LM received an award from the Criminal Injuries Compensation Authority (CICA) of which over £2.8m was awarded in respect of care fees.  The current value of her estate is just over £2.7m and the estate is largely being preserved due to the NHS care package she receives each year.

The Court of Protection have ordered that 20% of her estate should pass to charity, with the suggestion that the charity of the NHS trust which is funding the annual care package should be one of the beneficiaries.  The remainder of the estate should pass to LM’s adoptive family, who have shown devoted care to her since she was injured by her birth mother when she was very young..

The basis of this decision is that although when LM was interviewed in relation to her intentions  the only clear intention she expressed was to benefit her family, she did not have knowledge of the extent of her estate; believing that her only possessions were her TV and Playstation.

As LM did not have the capacity to understand the significant financial impact of any decision she might make about her Will, Judge Mort considered all the relevant circumstances under s4 Mental Capacity Act 2005.

These included the love LM held for her family and her clear wish to benefit them.  Judge Mort also believed that LM would be likely to regard the value of her estate, the fact that it had derived from the state through the CICA, and that it was being preserved by NHS funding as relevant if she were able to do so.  She would also be likely to wish to benefit others in the same way that she has benefited from the community help she has received.
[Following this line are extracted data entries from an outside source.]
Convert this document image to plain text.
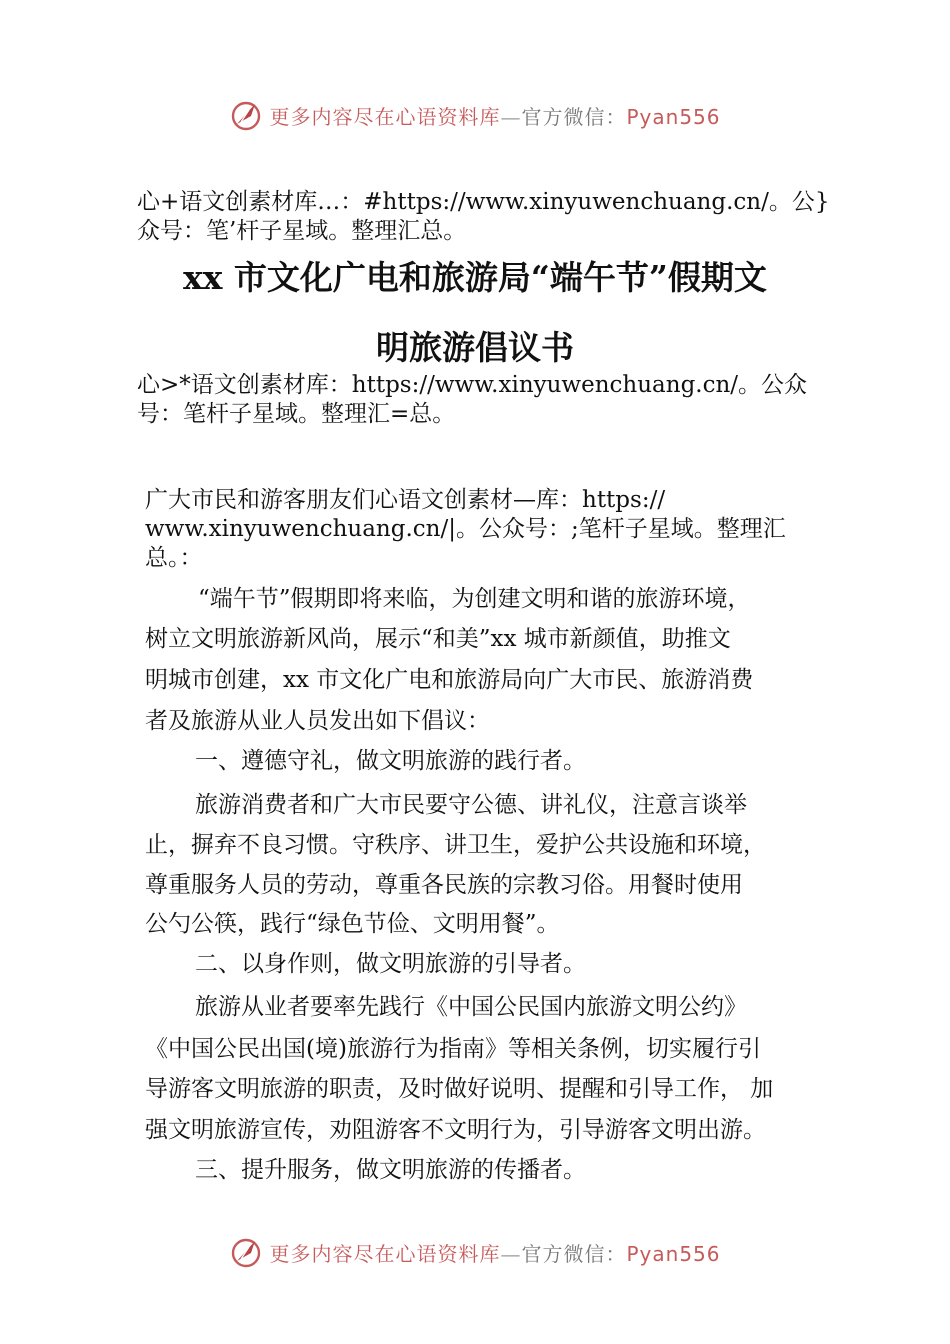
更多内容尽在心语资料库—官方微信：Pyan556
心+语文创素材库…：#https://www.xinyuwenchuang.cn/。公}
众号：笔’杆子星域。整理汇总。
xx 市文化广电和旅游局“端午节”假期文
明旅游倡议书
心>*语文创素材库：https://www.xinyuwenchuang.cn/。公众
号：笔杆子星域。整理汇=总。
广大市民和游客朋友们心语文创素材—库：https://
www.xinyuwenchuang.cn/|。公众号：;笔杆子星域。整理汇
总。：
“端午节”假期即将来临，为创建文明和谐的旅游环境，
树立文明旅游新风尚，展示“和美”xx 城市新颜值，助推文
明城市创建，xx 市文化广电和旅游局向广大市民、旅游消费
者及旅游从业人员发出如下倡议：
一、遵德守礼，做文明旅游的践行者。
旅游消费者和广大市民要守公德、讲礼仪，注意言谈举
止，摒弃不良习惯。守秩序、讲卫生，爱护公共设施和环境，
尊重服务人员的劳动，尊重各民族的宗教习俗。用餐时使用
公勺公筷，践行“绿色节俭、文明用餐”。
二、以身作则，做文明旅游的引导者。
旅游从业者要率先践行《中国公民国内旅游文明公约》
《中国公民出国(境)旅游行为指南》等相关条例，切实履行引
导游客文明旅游的职责，及时做好说明、提醒和引导工作， 加
强文明旅游宣传，劝阻游客不文明行为，引导游客文明出游。
三、提升服务，做文明旅游的传播者。
更多内容尽在心语资料库—官方微信：Pyan556
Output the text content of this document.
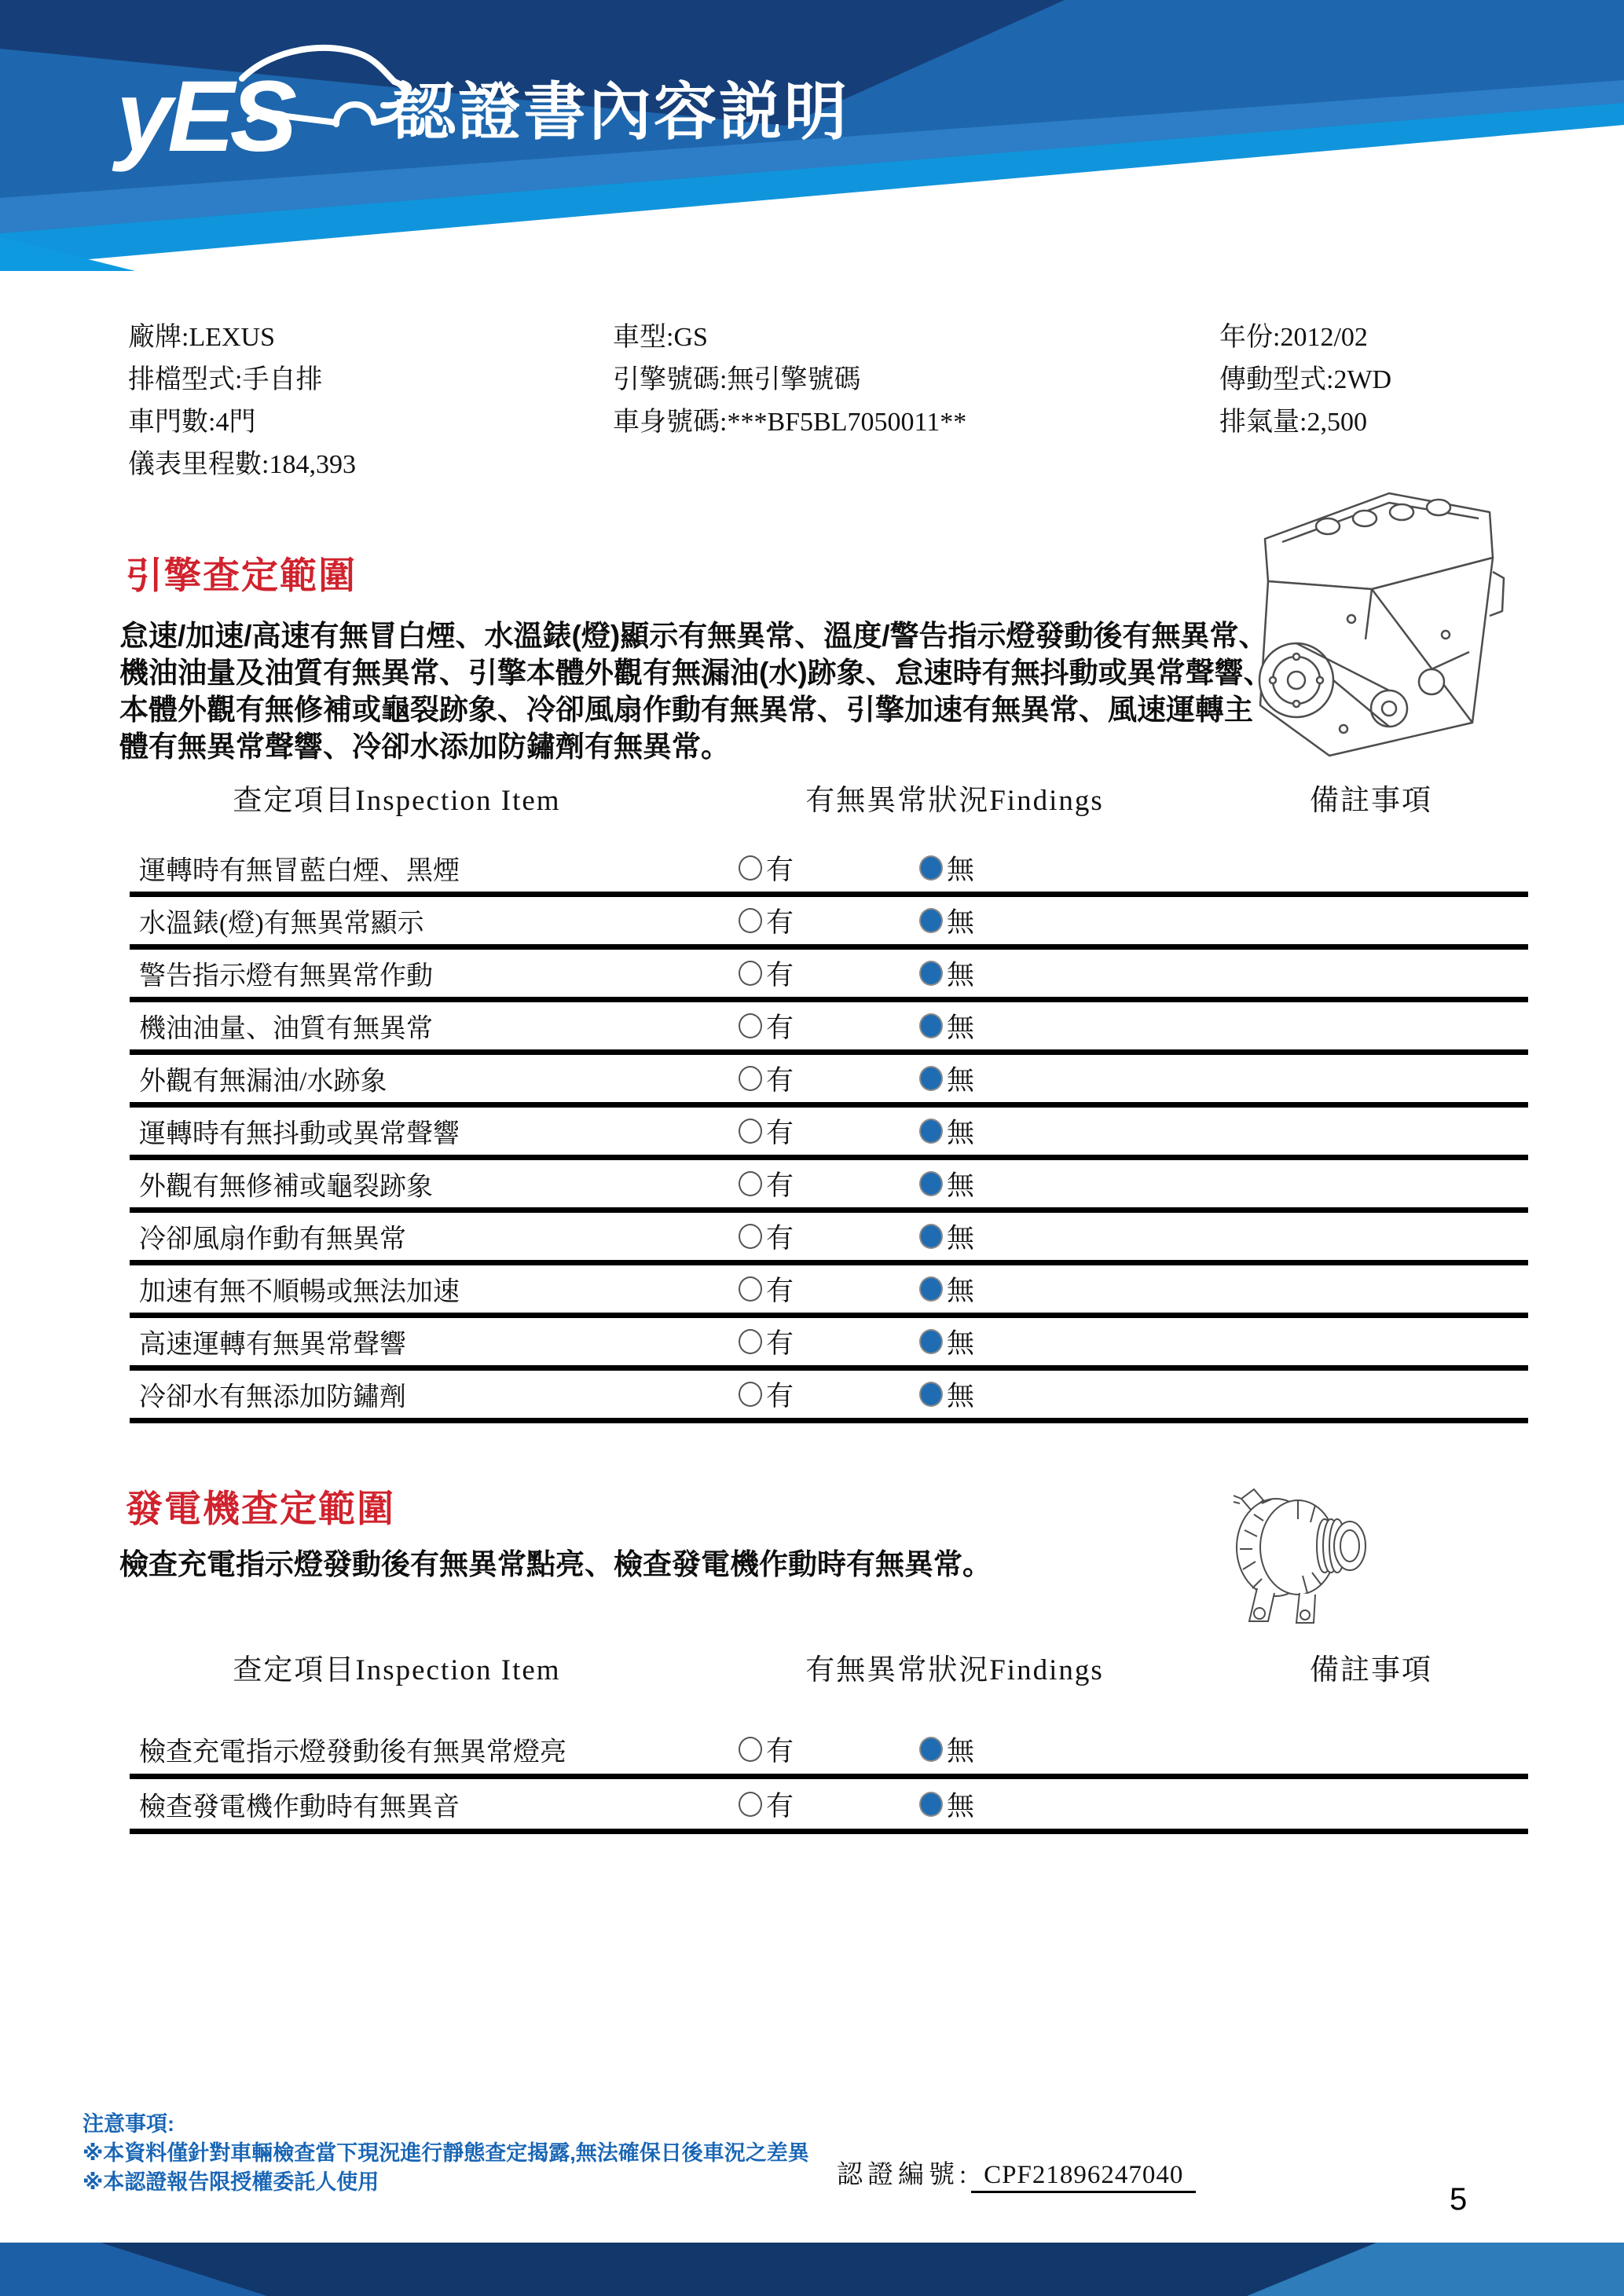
yES 認證書內容説明
廠牌:LEXUS
排檔型式:手自排
車門數:4門
儀表里程數:184,393
車型:GS
引擎號碼:無引擎號碼
車身號碼:***BF5BL7050011**
年份:2012/02
傳動型式:2WD
排氣量:2,500
引擎查定範圍
怠速/加速/高速有無冒白煙、水溫錶(燈)顯示有無異常、溫度/警告指示燈發動後有無異常、機油油量及油質有無異常、引擎本體外觀有無漏油(水)跡象、怠速時有無抖動或異常聲響、本體外觀有無修補或龜裂跡象、冷卻風扇作動有無異常、引擎加速有無異常、風速運轉主體有無異常聲響、冷卻水添加防鏽劑有無異常。
查定項目Inspection Item	有無異常狀況Findings	備註事項
運轉時有無冒藍白煙、黑煙	有	無
水溫錶(燈)有無異常顯示	有	無
警告指示燈有無異常作動	有	無
機油油量、油質有無異常	有	無
外觀有無漏油/水跡象	有	無
運轉時有無抖動或異常聲響	有	無
外觀有無修補或龜裂跡象	有	無
冷卻風扇作動有無異常	有	無
加速有無不順暢或無法加速	有	無
高速運轉有無異常聲響	有	無
冷卻水有無添加防鏽劑	有	無
發電機查定範圍
檢查充電指示燈發動後有無異常點亮、檢查發電機作動時有無異常。
查定項目Inspection Item	有無異常狀況Findings	備註事項
檢查充電指示燈發動後有無異常燈亮	有	無
檢查發電機作動時有無異音	有	無
注意事項:
※本資料僅針對車輛檢查當下現況進行靜態查定揭露,無法確保日後車況之差異
※本認證報告限授權委託人使用	認證編號: CPF21896247040
5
In this case, the Official Solicitor argued that 20% of the estate should pass to charity. LM’s family argued for a smaller share of 5% of the estate to pass to charity based on the fact that there is no direct connection between receiving state funds or care by the community and feeling any obligation to leave money to charity.  They argued that LM may reasonably have felt that any obligation she had to the state would be met by the payment of inheritance tax.

This decision shows that judges in the Court of Protection will give considerable weight to the source of a testator’s wealth and how that wealth is being preserved when approving the execution of a Statutory Will.

If the state has provided funds for the care of an individual, that individual would usually be expected to use those funds for their care. If this is not possible, the Court will consider it a relevant factor that they would be likely to feel a moral obligation to use the funds for the care of other people in a similar position.